Elle fronce le nez à ce qui lui semble être une énormité, et lève les yeux vers la gauche, réfléchissant à une occasion où elle l'aurait vu interagir avec quelqu'un d'autre qu'elle et leur thérapeute commune.

- Et pourtant… il insiste doucement, amusé par sa grimace.

Il ne comprendra jamais en quoi sa faible quantité de contact humain est si choquante. Il n'est pas exactement un être social, il ne l'a jamais été, voilà tout. Avant que Jack ne décide, pour une raison qui lui échappe encore, de lui coller aux basques, il passait le plus clair de son temps tout seul. Il était entouré de monde, évidemment, mais il lui est arrivé de passer une journée de cours entière sans prononcer un mot à personne. Et ça ne l'a jamais dérangé. Et même une fois que le blondinet s'est inexplicablement entiché de lui, les gens ont continué à le caractériser comme solitaire !

- Tout le staff t'a forcément parlé à un moment ou un autre, c'est obligé, son interlocutrice raisonne tout haut.

Son regard est toujours dans un coin de son champ de vision alors qu'elle fouille dans sa mémoire pour une réalisation de sa supposition dont elle aurait été témoin.

- Pas en attendant particulièrement une réponse, non, il ne revient pas sur ce qu'il a dit, secouant doucement la tête à la négative.

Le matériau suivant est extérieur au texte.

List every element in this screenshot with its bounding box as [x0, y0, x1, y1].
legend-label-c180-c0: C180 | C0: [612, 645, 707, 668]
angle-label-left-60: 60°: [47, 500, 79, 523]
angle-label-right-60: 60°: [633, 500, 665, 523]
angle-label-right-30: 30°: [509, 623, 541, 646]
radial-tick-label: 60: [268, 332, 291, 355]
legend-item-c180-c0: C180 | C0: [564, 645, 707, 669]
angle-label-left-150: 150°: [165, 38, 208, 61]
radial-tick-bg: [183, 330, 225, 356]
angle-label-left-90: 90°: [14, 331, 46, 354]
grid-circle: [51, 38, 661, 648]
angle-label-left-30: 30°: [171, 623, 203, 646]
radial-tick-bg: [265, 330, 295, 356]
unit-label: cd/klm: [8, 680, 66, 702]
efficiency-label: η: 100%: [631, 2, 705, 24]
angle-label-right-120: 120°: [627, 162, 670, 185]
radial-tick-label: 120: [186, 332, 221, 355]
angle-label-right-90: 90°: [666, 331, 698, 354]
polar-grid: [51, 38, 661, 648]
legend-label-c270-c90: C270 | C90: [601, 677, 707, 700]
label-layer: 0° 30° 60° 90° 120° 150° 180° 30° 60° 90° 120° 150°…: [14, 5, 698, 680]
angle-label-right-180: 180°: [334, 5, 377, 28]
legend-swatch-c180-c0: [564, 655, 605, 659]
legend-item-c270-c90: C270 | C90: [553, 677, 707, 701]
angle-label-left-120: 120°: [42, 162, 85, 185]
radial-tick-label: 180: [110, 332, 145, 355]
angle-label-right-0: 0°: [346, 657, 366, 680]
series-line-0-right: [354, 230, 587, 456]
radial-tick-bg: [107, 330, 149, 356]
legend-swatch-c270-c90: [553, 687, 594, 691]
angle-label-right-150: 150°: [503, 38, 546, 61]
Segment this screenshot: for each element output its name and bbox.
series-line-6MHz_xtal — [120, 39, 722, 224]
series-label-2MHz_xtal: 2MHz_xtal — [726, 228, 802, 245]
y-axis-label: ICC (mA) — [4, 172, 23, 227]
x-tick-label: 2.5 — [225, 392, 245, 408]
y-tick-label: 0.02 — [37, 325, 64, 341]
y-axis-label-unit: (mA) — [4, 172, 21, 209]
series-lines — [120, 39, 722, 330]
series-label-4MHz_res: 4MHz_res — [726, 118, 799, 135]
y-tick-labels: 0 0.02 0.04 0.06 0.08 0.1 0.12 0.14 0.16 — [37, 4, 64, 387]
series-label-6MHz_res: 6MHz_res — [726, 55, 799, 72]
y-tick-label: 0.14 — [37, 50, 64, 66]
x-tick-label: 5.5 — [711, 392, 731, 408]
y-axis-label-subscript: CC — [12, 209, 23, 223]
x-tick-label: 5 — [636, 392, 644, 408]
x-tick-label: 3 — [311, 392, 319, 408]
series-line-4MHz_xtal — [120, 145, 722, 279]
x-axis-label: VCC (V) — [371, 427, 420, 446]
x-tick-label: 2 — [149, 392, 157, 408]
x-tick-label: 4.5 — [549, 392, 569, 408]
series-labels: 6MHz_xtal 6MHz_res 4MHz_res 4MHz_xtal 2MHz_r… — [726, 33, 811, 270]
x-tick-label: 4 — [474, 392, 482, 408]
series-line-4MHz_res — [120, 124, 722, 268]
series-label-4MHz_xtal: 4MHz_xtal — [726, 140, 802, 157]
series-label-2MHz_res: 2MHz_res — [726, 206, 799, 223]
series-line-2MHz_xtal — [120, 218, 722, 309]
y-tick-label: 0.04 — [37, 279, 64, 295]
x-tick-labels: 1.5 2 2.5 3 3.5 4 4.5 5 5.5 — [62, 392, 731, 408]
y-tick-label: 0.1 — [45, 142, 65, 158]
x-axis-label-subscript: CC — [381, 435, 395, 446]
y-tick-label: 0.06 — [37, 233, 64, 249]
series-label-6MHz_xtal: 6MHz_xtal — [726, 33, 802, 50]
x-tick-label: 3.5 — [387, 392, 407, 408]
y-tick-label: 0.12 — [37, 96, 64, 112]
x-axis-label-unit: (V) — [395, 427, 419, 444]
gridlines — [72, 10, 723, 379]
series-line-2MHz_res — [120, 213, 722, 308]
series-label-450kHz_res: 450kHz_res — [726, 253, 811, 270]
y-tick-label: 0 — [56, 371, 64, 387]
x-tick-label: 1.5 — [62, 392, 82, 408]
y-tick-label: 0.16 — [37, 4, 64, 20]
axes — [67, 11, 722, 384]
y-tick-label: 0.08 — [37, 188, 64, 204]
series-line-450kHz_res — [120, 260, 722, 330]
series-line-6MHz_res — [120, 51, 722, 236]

Justement, l'animateur de l'atelier d'Arts Plastiques les interpelle, alors qu'il passe dans la grande salle, un chevalet sous le bras et sans s'arrêter. Il illustre sans le savoir à point nommé les dires de l'adolescent :

- Bonjour, Sets ! Bonjour, Caesar !

Le grand brun n'a pas besoin d'ajouter quoi que ce soit. Il se contente de hausser un sourcil pour faire passer l'idée qu'il l'avait bien dit. Les épaules de l'Asiatique s'affaissent alors qu'elle fait rouler ses yeux dans leur orbite. Elle est loin d'être convaincue par cette pure coïncidence. Premièrement, ses collègues sont pour la plupart des gens considérés, qui ne s'adresseraient pas régulièrement à quelqu'un sans jamais attendre de retour de sa part. Deuxièmement, personne, peu importe combien introverti, ne peut communiquer qu'avec deux autres individus pendant des semaines. Pour toute sa période de mutisme qui aurait pu les habituer à ne pas attendre de réponse, Caesar est forcément entré en contact bilatéral avec quelqu'un d'autre ici, et elle le lui prouvera. S'en suit toute une énumération de scénarios de sa part, qu'il accepte avec patience d'infirmer un à un. À vrai dire, il accueille même la distraction à bras ouverts. C'est encore mieux que les figures colorées.